Les dépenses facturées à une entreprise éligible par un ou plusieurs ORDC agréés ouvrent droit au crédit d’impôt dès lors qu’elles sont exposées pour la réalisation d’opérations de recherche et développement (recherche fondamentale, recherche appliquée, développement expérimental). Peuvent, ainsi, ouvrir droit du CICo, notamment, les frais de personnel, les coûts des instruments, du matériel, des bâtiments et des terrains utilisés pour le projet, les frais généraux additionnels. Ces dépenses doivent, par ailleurs, être afférentes à des opérations de R&D localisées au sein de l'Union européenne ou dans un autre État partie à l'accord sur l'Espace économique européen ayant conclu avec la France une convention d'assistance administrative en vue de lutter contre la fraude et l'évasion fiscales et constituer des charges fiscalement déductibles.
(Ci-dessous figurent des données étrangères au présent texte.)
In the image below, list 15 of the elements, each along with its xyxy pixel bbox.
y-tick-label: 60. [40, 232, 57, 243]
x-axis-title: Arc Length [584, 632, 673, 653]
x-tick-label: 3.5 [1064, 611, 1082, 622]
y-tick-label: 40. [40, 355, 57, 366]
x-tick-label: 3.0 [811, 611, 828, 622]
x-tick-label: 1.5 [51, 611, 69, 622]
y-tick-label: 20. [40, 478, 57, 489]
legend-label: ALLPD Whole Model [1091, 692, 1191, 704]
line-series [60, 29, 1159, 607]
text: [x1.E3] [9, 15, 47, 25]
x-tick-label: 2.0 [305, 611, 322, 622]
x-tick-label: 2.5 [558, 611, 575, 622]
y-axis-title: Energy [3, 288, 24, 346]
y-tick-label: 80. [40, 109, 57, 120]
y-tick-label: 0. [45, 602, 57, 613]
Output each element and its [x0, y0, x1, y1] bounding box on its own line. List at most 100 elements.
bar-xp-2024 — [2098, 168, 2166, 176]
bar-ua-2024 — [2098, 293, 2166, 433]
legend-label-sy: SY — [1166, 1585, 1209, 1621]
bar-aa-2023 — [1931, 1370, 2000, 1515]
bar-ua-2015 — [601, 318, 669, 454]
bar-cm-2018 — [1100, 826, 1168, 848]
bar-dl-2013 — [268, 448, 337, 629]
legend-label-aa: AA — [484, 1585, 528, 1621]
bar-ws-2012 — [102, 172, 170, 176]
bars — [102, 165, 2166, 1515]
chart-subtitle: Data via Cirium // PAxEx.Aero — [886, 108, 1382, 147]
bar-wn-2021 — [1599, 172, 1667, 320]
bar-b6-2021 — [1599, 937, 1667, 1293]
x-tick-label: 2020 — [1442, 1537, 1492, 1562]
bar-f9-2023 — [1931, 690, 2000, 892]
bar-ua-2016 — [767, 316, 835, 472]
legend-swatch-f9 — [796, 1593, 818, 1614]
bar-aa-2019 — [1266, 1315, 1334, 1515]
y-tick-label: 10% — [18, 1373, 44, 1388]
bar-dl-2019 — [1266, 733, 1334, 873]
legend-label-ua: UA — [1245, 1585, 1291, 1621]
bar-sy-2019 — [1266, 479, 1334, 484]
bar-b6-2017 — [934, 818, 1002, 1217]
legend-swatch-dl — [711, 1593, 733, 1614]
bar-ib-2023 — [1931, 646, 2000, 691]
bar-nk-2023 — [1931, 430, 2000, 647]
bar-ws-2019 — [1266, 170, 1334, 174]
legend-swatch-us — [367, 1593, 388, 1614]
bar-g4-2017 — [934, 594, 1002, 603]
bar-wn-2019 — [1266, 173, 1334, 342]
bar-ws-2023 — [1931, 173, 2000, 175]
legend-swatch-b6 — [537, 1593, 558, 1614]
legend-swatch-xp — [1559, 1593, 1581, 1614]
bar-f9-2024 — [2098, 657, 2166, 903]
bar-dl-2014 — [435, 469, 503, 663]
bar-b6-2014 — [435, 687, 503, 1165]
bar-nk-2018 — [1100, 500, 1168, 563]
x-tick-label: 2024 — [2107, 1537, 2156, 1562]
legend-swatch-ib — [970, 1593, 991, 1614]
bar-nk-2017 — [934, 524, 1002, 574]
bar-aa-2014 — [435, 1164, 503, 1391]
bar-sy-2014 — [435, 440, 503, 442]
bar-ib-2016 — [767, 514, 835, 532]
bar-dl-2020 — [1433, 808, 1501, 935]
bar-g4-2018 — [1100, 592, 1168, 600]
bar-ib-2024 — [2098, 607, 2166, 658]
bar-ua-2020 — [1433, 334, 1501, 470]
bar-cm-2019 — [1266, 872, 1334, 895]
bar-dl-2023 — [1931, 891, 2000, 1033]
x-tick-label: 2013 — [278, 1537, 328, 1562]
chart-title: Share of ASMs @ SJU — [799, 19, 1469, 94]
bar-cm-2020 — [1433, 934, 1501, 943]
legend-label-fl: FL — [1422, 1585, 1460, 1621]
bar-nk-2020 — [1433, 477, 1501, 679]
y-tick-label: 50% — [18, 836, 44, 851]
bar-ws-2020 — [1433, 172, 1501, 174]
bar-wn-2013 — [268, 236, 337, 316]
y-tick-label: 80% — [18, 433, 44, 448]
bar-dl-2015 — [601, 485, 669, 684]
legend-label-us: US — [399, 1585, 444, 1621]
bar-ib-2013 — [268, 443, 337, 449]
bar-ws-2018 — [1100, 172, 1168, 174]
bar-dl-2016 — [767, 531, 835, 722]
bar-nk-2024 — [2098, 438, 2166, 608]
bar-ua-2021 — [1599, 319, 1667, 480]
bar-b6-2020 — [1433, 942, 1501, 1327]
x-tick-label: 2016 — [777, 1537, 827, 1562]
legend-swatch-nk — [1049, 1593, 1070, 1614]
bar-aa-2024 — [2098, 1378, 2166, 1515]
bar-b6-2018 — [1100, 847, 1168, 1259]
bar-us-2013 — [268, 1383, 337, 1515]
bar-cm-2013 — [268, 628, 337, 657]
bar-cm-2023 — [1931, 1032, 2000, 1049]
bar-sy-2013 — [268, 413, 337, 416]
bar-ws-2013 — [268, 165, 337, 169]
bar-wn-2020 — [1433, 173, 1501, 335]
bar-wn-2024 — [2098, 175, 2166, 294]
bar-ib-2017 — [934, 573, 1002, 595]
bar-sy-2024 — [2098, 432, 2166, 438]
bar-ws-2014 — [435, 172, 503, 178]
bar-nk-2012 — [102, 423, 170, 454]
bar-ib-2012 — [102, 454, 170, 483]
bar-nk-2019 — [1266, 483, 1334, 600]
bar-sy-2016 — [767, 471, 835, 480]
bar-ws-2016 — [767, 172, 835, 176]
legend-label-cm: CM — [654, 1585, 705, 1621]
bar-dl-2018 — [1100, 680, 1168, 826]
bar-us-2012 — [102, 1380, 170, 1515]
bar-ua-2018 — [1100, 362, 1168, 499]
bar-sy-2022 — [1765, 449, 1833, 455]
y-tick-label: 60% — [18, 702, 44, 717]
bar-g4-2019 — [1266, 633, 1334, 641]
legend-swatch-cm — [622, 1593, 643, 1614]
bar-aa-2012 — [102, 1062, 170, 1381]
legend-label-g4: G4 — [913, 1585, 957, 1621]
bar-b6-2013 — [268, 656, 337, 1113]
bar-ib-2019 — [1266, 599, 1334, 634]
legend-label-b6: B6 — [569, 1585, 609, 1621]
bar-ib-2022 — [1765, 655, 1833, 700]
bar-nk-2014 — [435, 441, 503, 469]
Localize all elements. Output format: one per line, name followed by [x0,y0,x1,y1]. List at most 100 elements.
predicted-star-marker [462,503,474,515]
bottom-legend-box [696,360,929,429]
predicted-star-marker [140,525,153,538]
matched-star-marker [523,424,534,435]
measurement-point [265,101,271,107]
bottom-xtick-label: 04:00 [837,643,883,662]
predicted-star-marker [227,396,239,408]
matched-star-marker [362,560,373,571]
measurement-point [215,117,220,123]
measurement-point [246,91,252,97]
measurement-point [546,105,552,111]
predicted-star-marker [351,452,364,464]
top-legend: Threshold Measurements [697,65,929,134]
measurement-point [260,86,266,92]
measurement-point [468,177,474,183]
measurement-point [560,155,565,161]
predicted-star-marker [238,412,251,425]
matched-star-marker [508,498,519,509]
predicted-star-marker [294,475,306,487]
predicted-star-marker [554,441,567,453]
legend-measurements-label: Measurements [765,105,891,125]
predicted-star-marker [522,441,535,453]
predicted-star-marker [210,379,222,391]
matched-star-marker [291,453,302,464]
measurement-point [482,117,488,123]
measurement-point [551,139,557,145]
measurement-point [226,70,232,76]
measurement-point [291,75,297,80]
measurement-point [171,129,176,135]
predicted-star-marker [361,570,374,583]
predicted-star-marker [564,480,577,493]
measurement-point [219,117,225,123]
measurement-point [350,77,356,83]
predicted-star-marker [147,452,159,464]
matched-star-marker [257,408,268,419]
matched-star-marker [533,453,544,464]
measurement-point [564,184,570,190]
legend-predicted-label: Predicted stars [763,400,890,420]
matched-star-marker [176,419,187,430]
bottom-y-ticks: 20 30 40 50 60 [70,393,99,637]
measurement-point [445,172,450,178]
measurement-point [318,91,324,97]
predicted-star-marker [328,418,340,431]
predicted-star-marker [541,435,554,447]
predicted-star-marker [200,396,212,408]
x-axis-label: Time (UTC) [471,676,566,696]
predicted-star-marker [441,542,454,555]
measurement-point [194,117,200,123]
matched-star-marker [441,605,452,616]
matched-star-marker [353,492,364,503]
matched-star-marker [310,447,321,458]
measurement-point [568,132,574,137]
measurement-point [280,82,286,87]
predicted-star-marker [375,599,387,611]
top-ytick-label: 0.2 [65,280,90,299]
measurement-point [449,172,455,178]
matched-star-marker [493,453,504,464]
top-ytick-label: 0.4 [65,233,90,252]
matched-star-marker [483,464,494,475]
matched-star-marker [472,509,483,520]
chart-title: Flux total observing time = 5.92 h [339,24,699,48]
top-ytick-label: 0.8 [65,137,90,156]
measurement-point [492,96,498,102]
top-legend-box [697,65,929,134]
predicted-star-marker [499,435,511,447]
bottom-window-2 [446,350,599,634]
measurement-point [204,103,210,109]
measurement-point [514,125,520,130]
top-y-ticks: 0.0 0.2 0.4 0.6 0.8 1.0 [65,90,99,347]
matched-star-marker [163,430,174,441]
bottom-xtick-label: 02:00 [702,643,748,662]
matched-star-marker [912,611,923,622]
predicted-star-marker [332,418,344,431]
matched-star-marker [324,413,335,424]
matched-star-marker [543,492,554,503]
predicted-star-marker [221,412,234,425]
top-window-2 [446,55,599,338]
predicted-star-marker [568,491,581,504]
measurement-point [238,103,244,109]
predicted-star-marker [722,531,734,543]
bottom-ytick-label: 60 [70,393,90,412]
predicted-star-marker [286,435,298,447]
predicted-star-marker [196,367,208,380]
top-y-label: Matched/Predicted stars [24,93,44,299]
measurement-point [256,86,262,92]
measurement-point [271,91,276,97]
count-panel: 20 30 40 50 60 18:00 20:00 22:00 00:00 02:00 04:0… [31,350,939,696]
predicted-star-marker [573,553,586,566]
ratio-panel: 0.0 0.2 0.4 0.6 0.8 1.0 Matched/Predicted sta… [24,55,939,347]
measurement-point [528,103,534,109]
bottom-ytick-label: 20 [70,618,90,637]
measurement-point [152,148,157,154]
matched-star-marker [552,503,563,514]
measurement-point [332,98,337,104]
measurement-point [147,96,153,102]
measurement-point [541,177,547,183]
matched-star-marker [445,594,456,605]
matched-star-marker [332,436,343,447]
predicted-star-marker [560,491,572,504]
Le CICo est calculé en fonction des dépenses effectuées au cours de l'année civile. Lorsque l'entreprise clôture son exercice en cours d'année, les dépenses prises en compte sont celles effectuées au cours de la dernière année civile écoulée. Les dépenses de recherche collaborative sont retenues dans la base de calcul du CICo dans la limite globale de 6 M € par an. Le montant des dépenses facturées doit, par ailleurs, être diminué du montant des aides publiques reçues par les organismes de recherche et par l'entreprise pour ces opérations. Le taux du crédit d’impôt est fixé à 40 %. Il est porté à 50 % pour les PME au sens de l’Union européenne. L’utilisation de ce crédit d’impôt s’effectue dans les mêmes conditions que pour le CIR.